Brad Plummer is worried the cost of education at TAFE could force apprentices to take out personal loans
Brad Plummer is worried the cost of education at TAFE could force apprentices to take out personal loans

High cost of learning a trade

By JENI FAULKNER

BRAD Plummer has the perfect name for his dream job but, unfortunately, it comes at a cost.

Third-year apprentice Brad, 20, is questioning the cost of education today after discovering an advanced component of his TAFE plumbing apprenticeship would cost almost $2000.

Brad is considering taking out a loan to pay for his education but this decision is better than the alternative ? forgetting his dream to own a plumbing business one day.

In 2003, the annual cost of the advanced component of his course ? Waste Disposal Services II ? was $260.

This year the North Coast Institute of TAFE is charging a 'commercial rate' of $1990 for the full year, or $995 per semester.

Brad attends TAFE two days every three weeks. His normal wage is $404 a week, but that drops to $242.80 in the weeks he is required to study.

He currently pays $190 a week in rent, as well as meeting other living expenses such as running a car and paying for clothing and food.

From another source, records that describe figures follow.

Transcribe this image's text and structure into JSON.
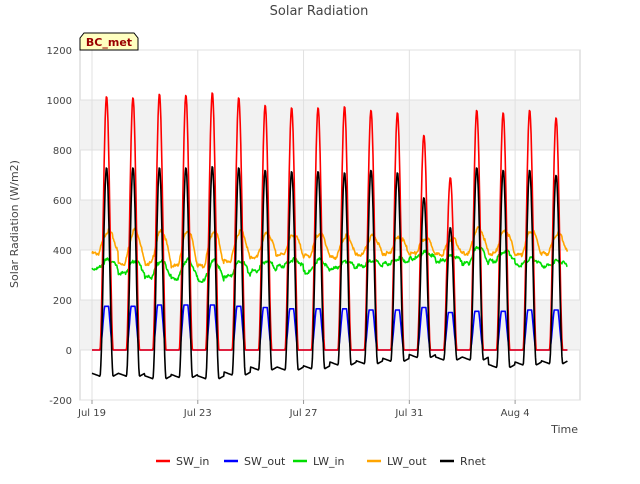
{
  "chart_data": {
    "type": "line",
    "title": "Solar Radiation",
    "xlabel": "Time",
    "ylabel": "Solar Radiation (W/m2)",
    "site_label": "BC_met",
    "ylim": [
      -200,
      1200
    ],
    "yticks": [
      -200,
      0,
      200,
      400,
      600,
      800,
      1000,
      1200
    ],
    "xlim": [
      "2024-07-19",
      "2024-08-06"
    ],
    "xticks": [
      {
        "date": "2024-07-19",
        "label": "Jul 19"
      },
      {
        "date": "2024-07-23",
        "label": "Jul 23"
      },
      {
        "date": "2024-07-27",
        "label": "Jul 27"
      },
      {
        "date": "2024-07-31",
        "label": "Jul 31"
      },
      {
        "date": "2024-08-04",
        "label": "Aug 4"
      }
    ],
    "grid": true,
    "legend_position": "bottom",
    "series": [
      {
        "name": "SW_in",
        "color": "#ff0000",
        "dates": [
          "2024-07-19",
          "2024-07-20",
          "2024-07-21",
          "2024-07-22",
          "2024-07-23",
          "2024-07-24",
          "2024-07-25",
          "2024-07-26",
          "2024-07-27",
          "2024-07-28",
          "2024-07-29",
          "2024-07-30",
          "2024-07-31",
          "2024-08-01",
          "2024-08-02",
          "2024-08-03",
          "2024-08-04",
          "2024-08-05"
        ],
        "daily_max": [
          1015,
          1010,
          1025,
          1020,
          1030,
          1010,
          980,
          970,
          970,
          975,
          960,
          950,
          860,
          690,
          960,
          950,
          960,
          930
        ]
      },
      {
        "name": "SW_out",
        "color": "#0000ff",
        "dates": [
          "2024-07-19",
          "2024-07-20",
          "2024-07-21",
          "2024-07-22",
          "2024-07-23",
          "2024-07-24",
          "2024-07-25",
          "2024-07-26",
          "2024-07-27",
          "2024-07-28",
          "2024-07-29",
          "2024-07-30",
          "2024-07-31",
          "2024-08-01",
          "2024-08-02",
          "2024-08-03",
          "2024-08-04",
          "2024-08-05"
        ],
        "daily_max": [
          175,
          175,
          180,
          180,
          180,
          175,
          170,
          165,
          165,
          165,
          160,
          160,
          170,
          150,
          155,
          155,
          160,
          160
        ],
        "night_value": 0
      },
      {
        "name": "LW_in",
        "color": "#00dd00",
        "dates": [
          "2024-07-19",
          "2024-07-20",
          "2024-07-21",
          "2024-07-22",
          "2024-07-23",
          "2024-07-24",
          "2024-07-25",
          "2024-07-26",
          "2024-07-27",
          "2024-07-28",
          "2024-07-29",
          "2024-07-30",
          "2024-07-31",
          "2024-08-01",
          "2024-08-02",
          "2024-08-03",
          "2024-08-04",
          "2024-08-05"
        ],
        "daily_min": [
          330,
          310,
          295,
          290,
          280,
          300,
          320,
          340,
          315,
          330,
          340,
          350,
          370,
          360,
          350,
          360,
          345,
          340
        ],
        "daily_max": [
          365,
          360,
          360,
          365,
          360,
          360,
          360,
          365,
          365,
          360,
          360,
          370,
          395,
          380,
          415,
          400,
          370,
          360
        ]
      },
      {
        "name": "LW_out",
        "color": "#ffa500",
        "dates": [
          "2024-07-19",
          "2024-07-20",
          "2024-07-21",
          "2024-07-22",
          "2024-07-23",
          "2024-07-24",
          "2024-07-25",
          "2024-07-26",
          "2024-07-27",
          "2024-07-28",
          "2024-07-29",
          "2024-07-30",
          "2024-07-31",
          "2024-08-01",
          "2024-08-02",
          "2024-08-03",
          "2024-08-04",
          "2024-08-05"
        ],
        "daily_min": [
          390,
          350,
          350,
          340,
          340,
          360,
          375,
          385,
          380,
          375,
          385,
          390,
          390,
          385,
          390,
          390,
          385,
          390
        ],
        "daily_max": [
          480,
          485,
          480,
          480,
          480,
          480,
          470,
          465,
          470,
          460,
          460,
          455,
          450,
          450,
          490,
          480,
          480,
          470
        ]
      },
      {
        "name": "Rnet",
        "color": "#000000",
        "dates": [
          "2024-07-19",
          "2024-07-20",
          "2024-07-21",
          "2024-07-22",
          "2024-07-23",
          "2024-07-24",
          "2024-07-25",
          "2024-07-26",
          "2024-07-27",
          "2024-07-28",
          "2024-07-29",
          "2024-07-30",
          "2024-07-31",
          "2024-08-01",
          "2024-08-02",
          "2024-08-03",
          "2024-08-04",
          "2024-08-05"
        ],
        "daily_max": [
          730,
          730,
          730,
          730,
          735,
          730,
          720,
          715,
          715,
          710,
          720,
          710,
          610,
          490,
          730,
          720,
          720,
          700
        ],
        "daily_min": [
          -105,
          -105,
          -115,
          -110,
          -115,
          -100,
          -80,
          -80,
          -75,
          -60,
          -55,
          -45,
          -30,
          -40,
          -40,
          -70,
          -60,
          -55
        ]
      }
    ]
  }
}
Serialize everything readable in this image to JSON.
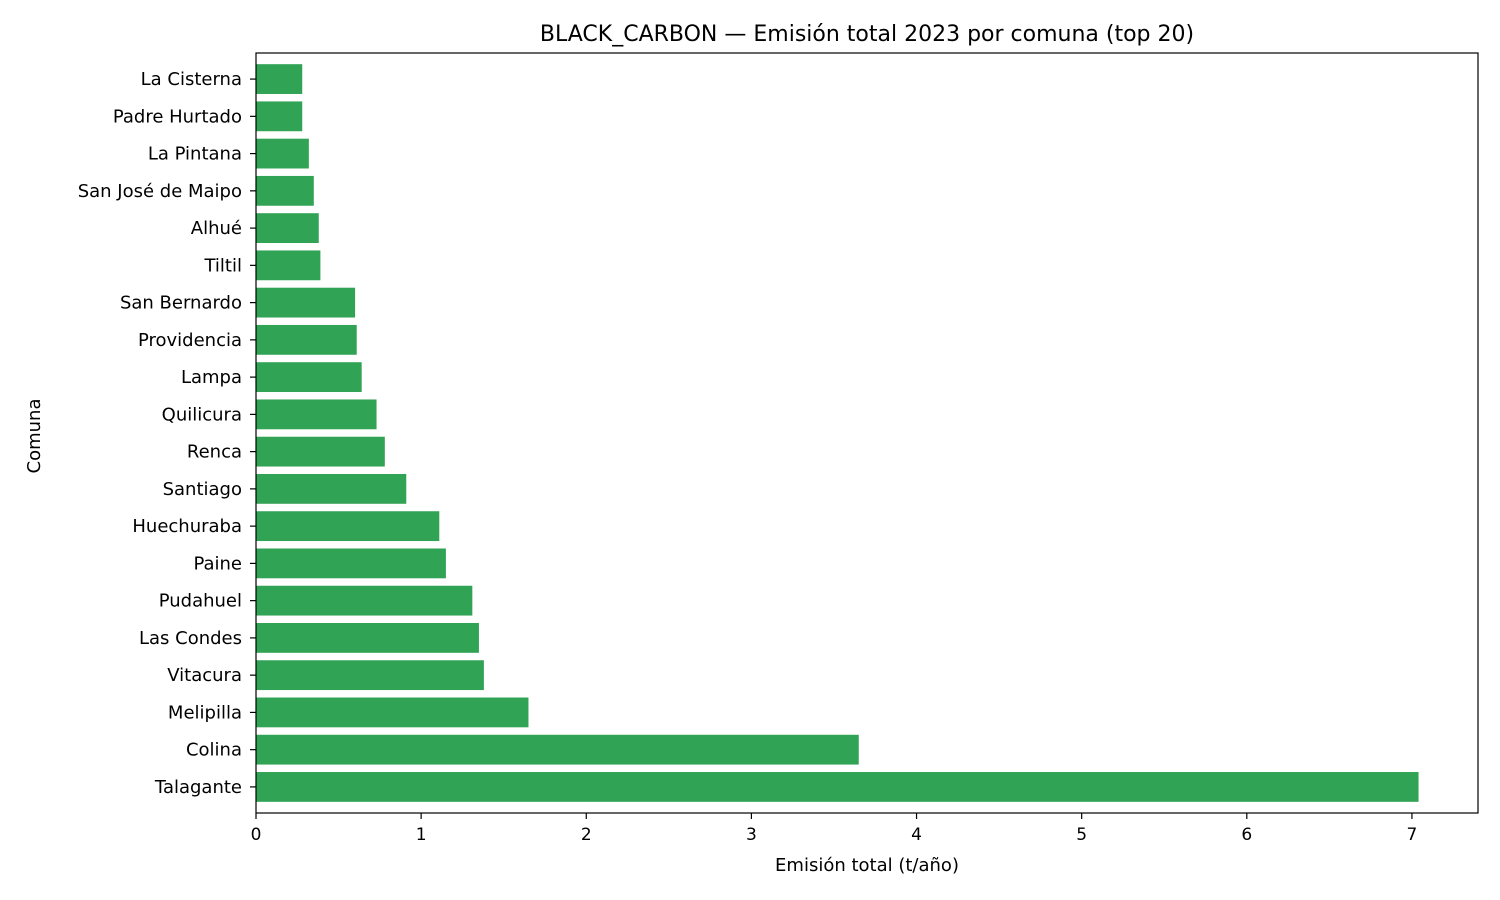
{
  "chart_data": {
    "type": "bar",
    "orientation": "horizontal",
    "title": "BLACK_CARBON — Emisión total 2023 por comuna (top 20)",
    "xlabel": "Emisión total (t/año)",
    "ylabel": "Comuna",
    "xlim": [
      0,
      7.4
    ],
    "xticks": [
      0,
      1,
      2,
      3,
      4,
      5,
      6,
      7
    ],
    "grid": false,
    "bar_color": "#31a354",
    "categories": [
      "Talagante",
      "Colina",
      "Melipilla",
      "Vitacura",
      "Las Condes",
      "Pudahuel",
      "Paine",
      "Huechuraba",
      "Santiago",
      "Renca",
      "Quilicura",
      "Lampa",
      "Providencia",
      "San Bernardo",
      "Tiltil",
      "Alhué",
      "San José de Maipo",
      "La Pintana",
      "Padre Hurtado",
      "La Cisterna"
    ],
    "values": [
      7.04,
      3.65,
      1.65,
      1.38,
      1.35,
      1.31,
      1.15,
      1.11,
      0.91,
      0.78,
      0.73,
      0.64,
      0.61,
      0.6,
      0.39,
      0.38,
      0.35,
      0.32,
      0.28,
      0.28
    ]
  }
}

His expenses are considerably higher than his fellow students because he was forced to move away from home as he could not find an apprenticeship in Taree.

By comparison, Tamworth TAFE charges just $766 a year for Waste Disposal Services II.

Additionally, apprentices in Sydney have the opportunity to undertake their advanced courses during the evening, and don't have to forego income.

The director of the North Coast Institute, Neil Black, said the most important factor to consider was that an apprentice has to pay no more than $358 a yearstatewide to attend TAFE.

"When an apprentice finishes a trade some decide they want to study further and become licensed, this is when they have to pay more money," Mr Black said.

"We have to give priority funding to apprenticeship courses first and because of the increase and demand this costs money.

"Those who do this Certificate IV course are usually fourth-year apprentices and experienced trades people who are earning more money," he said.

Mr Black said the trend today was that people wanted more training and additional skills.

"Taxpayers can't be expected to meet the cost of education and training," he said.

"Universities have HECS fees, a loan in which the individual pays. That is the benefit from education because they are the one with the degree.

"We had clear decisions to make and instead of not running subjects we are giving people the opportunity to do the modules they want.

"If they want to select higher courses we ask them to pay for it. After all, they are the ones who will benefit in the long run."